The pattern of relying on the technology of local enterprises to a certain extent not only exists in Volkswagen but also in Japanese automakers such as Toyota and Nissan. GAC Group, which has joint - venture companies with Toyota and Honda, announced as early as 2023 that "the Chinese auto industry has entered the 'post - joint - venture era'". Three years later, this judgment has become even clearer, and the era of relying on foreign capital is over.
Confident Chinese enterprises will surely set their sights on overseas markets.
Statistics from the China Association of Automobile Manufacturers show that from January to March 2026, domestic sales decreased by 20% year - on - year, but exports increased by 57%. In addition to the severe domestic demand situation, against the background of the adjustment of preferential measures for new energy vehicles such as EVs, China's new car sales (including exports) are expected to increase by only 1% compared with 2025. Therefore, exploring overseas markets has become increasingly important.
"We will start going global in 2027, and our first stop will be Germany, the most difficult market in the world," Lei Jun, the CEO of Xiaomi, which entered the EV field in 2024, said with high spirits at the Beijing Auto Show on April 24.
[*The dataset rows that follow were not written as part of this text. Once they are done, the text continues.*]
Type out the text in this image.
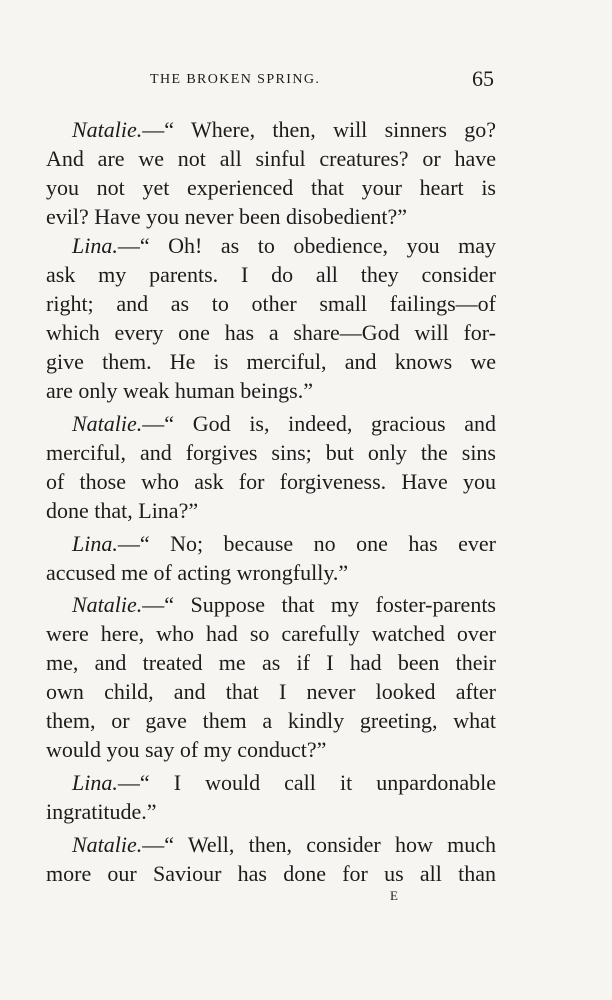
THE BROKEN SPRING.	65
Natalie.—“ Where, then, will sinners go?
And are we not all sinful creatures? or have
you not yet experienced that your heart is
evil? Have you never been disobedient?”
Lina.—“ Oh! as to obedience, you may
ask my parents. I do all they consider
right; and as to other small failings—of
which every one has a share—God will for-
give them. He is merciful, and knows we
are only weak human beings.”
Natalie.—“ God is, indeed, gracious and
merciful, and forgives sins; but only the sins
of those who ask for forgiveness. Have you
done that, Lina?”
Lina.—“ No; because no one has ever
accused me of acting wrongfully.”
Natalie.—“ Suppose that my foster-parents
were here, who had so carefully watched over
me, and treated me as if I had been their
own child, and that I never looked after
them, or gave them a kindly greeting, what
would you say of my conduct?”
Lina.—“ I would call it unpardonable
ingratitude.”
Natalie.—“ Well, then, consider how much
more our Saviour has done for us all than
E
Xiaomi established a R & D center in Munich, Germany in 2025. The SUV "YU7 GT" released at the end of May 2026 is the first car in which this center played an important role.
In the huge auto show venue covering an area of 380,000 square meters, the most eye - catching is the booth of BYD, the leading electric vehicle company. Inside a room marked at minus 30 degrees Celsius, there is an EV with a frosted surface.
This is the low - temperature demonstration cabin for BYD's "Blade Battery", which was upgraded in March. It is reported that it only takes about 9 minutes to charge the battery from 10% to 97% of its full capacity, and it only takes about 12 minutes to complete the charging even in an environment of minus 30 degrees Celsius.
BYD plans to set up a total of 6,000 corresponding charging infrastructures overseas by the end of 2026. It will quickly adopt new technologies not only in the domestic market but also overseas to accelerate the expansion of its influence.
Chinese automakers are continuously increasing their market share in Southeast Asia, Europe, South America and other regions, but they have not truly entered the US market. The US prevents Chinese EVs from entering by imposing high tariffs.
However, there are signs of a breakthrough in this situation. Before the opening of the auto show, Sidhu, the Minister of International Trade of Canada, visited Guangdong Province in China and inspected the factories and headquarters of BYD, XPeng Motors and GAC Group.
Canadian Prime Minister Carney announced in January that the tariff on Chinese - made EVs would be reduced to 6.1% on the condition of a maximum of 49,000 vehicles per year. The tariff on Chinese EVs in Canada was 100% in 2024.
Canada's automobile safety standards are relatively close to those of the US. For Chinese automakers, Canada is not only an opportunity to expand the market but also may become an important springboard for exporting to the US.